Selon Al Sharq (08/02/2025), les États-Unis et l’Arabie saoudite ont intensifié leurs efforts pour influencer la formation du cabinet, insistant sur l’exclusion totale du Hezbollah et de ses alliés politiques. Cette pression se manifeste sous plusieurs formes : conditionnalité des aides financières, menaces de sanctions ciblées contre des figures politiques libanaises et pressions diplomatiques accrues sur Nawaf Salam pour qu’il adopte une ligne alignée sur les intérêts de Washington et Riyad.
Dans le même temps, la France adopte une position plus mesurée. Elle tente d’agir en médiatrice, mettant en avant la nécessité d’un compromis entre les exigences internationales et les réalités politiques internes. Paris insiste sur la mise en place de réformes urgentes, notamment celles exigées par le Fonds Monétaire International (FMI) pour débloquer les aides financières promises au Liban. Toutefois, cette approche française se heurte aux intérêts divergents des différentes factions libanaises, ainsi qu’à l’opposition de Washington, qui refuse toute forme de conciliation avec le Hezbollah.

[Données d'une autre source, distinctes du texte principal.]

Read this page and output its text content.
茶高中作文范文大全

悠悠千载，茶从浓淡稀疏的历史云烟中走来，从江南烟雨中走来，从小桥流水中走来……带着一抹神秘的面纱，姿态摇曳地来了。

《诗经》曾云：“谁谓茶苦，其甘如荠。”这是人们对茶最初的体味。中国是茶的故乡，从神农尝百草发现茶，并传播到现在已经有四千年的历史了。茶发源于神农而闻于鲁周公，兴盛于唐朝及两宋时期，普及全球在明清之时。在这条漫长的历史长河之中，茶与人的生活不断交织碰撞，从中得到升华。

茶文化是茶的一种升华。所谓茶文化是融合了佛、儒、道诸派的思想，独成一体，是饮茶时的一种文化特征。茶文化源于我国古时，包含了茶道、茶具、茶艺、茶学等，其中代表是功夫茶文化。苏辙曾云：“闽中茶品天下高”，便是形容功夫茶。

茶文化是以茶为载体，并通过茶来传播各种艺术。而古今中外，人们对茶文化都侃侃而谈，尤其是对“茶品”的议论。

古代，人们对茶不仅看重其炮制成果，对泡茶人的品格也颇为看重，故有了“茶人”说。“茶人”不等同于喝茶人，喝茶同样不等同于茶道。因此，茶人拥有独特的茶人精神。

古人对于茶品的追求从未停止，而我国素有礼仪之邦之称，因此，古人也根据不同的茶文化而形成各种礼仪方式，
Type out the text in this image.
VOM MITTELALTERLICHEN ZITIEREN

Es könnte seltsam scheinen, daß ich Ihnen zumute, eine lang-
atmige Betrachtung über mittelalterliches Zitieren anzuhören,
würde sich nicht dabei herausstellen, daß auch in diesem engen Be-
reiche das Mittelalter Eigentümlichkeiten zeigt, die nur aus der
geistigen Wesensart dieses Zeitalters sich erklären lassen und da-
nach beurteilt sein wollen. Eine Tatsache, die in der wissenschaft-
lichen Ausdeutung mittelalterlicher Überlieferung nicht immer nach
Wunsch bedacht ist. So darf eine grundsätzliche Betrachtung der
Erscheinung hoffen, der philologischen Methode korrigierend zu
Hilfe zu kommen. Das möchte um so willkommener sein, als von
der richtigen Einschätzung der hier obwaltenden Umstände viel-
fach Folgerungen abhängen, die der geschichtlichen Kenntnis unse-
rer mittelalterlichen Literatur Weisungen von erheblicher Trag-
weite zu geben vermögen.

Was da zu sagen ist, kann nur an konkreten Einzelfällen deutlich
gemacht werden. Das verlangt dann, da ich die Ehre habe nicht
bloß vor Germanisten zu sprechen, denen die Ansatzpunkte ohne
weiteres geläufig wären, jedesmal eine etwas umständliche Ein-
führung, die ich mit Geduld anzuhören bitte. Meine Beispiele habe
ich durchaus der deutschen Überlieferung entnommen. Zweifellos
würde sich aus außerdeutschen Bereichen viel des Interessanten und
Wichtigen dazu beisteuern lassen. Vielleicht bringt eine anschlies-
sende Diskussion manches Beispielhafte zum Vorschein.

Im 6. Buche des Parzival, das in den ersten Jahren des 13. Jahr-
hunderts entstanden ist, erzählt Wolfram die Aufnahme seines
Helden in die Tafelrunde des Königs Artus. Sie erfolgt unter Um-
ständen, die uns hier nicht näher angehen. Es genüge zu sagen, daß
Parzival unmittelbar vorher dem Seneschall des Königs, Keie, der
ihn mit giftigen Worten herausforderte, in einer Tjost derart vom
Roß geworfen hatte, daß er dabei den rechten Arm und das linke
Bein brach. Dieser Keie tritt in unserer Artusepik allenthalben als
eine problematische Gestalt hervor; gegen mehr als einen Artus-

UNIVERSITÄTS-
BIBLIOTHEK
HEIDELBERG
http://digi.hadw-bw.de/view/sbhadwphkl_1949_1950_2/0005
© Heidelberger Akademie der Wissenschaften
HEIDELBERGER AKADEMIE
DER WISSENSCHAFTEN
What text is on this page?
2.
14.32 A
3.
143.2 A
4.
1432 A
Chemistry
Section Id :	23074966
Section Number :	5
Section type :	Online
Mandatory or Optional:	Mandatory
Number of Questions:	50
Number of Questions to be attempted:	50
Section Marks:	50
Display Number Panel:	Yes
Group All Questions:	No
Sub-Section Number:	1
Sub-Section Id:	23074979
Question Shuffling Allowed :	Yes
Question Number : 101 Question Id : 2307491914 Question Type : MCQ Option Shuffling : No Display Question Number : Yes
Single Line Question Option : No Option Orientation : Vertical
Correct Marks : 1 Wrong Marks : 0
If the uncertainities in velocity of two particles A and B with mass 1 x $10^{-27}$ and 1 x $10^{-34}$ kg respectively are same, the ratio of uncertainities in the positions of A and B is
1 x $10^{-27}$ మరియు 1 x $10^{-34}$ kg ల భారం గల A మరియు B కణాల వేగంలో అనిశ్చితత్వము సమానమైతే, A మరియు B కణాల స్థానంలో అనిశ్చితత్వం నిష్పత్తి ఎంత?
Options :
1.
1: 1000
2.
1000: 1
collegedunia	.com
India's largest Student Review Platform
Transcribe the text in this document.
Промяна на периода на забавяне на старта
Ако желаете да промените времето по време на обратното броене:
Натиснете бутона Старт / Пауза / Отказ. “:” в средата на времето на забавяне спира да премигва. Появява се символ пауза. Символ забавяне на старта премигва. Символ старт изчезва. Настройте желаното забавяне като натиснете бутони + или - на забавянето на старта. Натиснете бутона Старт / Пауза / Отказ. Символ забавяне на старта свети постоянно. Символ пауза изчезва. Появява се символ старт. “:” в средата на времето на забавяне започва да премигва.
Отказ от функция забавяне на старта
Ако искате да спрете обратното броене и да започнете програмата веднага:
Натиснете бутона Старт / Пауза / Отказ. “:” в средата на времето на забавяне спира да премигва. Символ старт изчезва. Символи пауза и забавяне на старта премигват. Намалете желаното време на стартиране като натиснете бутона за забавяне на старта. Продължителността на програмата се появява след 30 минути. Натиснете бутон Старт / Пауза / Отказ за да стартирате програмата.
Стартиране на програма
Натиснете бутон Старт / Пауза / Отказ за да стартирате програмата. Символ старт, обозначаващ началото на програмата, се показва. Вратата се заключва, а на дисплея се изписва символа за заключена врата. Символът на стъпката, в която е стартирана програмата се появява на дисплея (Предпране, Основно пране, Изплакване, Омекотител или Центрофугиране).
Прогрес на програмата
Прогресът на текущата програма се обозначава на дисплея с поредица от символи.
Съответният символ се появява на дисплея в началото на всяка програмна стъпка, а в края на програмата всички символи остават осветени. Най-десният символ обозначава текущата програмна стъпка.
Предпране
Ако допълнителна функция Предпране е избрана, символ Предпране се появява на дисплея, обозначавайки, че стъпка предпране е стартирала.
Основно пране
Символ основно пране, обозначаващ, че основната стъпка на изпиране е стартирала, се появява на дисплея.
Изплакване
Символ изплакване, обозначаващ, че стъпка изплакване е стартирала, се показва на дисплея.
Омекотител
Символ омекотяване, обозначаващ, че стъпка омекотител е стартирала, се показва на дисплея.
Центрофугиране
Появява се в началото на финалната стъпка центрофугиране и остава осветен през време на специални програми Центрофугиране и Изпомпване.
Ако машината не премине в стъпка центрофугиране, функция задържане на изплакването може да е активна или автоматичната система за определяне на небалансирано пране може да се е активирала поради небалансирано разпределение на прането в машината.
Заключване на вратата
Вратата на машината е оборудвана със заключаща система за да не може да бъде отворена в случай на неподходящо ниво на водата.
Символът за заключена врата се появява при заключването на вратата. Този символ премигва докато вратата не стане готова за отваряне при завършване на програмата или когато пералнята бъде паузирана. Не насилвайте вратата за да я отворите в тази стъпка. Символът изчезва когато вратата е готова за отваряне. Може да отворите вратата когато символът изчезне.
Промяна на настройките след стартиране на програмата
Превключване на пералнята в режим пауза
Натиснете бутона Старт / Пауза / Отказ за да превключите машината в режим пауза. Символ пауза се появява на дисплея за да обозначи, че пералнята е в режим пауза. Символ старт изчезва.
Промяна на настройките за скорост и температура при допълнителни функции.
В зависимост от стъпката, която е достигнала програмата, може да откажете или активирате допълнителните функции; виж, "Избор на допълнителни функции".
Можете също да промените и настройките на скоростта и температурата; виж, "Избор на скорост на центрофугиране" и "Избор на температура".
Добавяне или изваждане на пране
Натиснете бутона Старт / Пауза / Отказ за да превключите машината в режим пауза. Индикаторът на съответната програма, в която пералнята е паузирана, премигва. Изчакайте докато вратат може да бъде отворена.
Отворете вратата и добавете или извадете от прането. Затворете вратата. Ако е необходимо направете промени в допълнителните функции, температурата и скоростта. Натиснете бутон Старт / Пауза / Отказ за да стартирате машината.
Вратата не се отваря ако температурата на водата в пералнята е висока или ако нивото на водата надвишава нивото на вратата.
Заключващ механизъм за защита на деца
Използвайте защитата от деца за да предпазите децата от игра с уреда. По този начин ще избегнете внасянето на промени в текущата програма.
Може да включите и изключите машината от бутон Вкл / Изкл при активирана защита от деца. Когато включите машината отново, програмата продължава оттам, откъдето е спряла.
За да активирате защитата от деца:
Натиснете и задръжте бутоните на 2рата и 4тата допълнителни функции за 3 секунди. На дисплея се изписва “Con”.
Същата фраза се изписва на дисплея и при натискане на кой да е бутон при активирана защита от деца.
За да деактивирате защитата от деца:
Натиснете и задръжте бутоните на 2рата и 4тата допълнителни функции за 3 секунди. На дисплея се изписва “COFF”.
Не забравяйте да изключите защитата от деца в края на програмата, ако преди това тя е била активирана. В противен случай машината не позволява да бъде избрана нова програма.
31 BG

Le positionnement de Nawaf Salam est ainsi extrêmement délicat. Il doit non seulement composer avec les factions internes, notamment le Hezbollah et Amal, qui s’opposent à toute tentative de marginalisation, mais aussi avec les puissances étrangères qui cherchent à imposer un gouvernement conforme à leurs intérêts stratégiques dans la région. Cette équation complexe rend toute avancée difficile et expose Nawaf Salam à un risque de paralysie politique, alors que le Liban traverse une crise économique et institutionnelle sans précédent.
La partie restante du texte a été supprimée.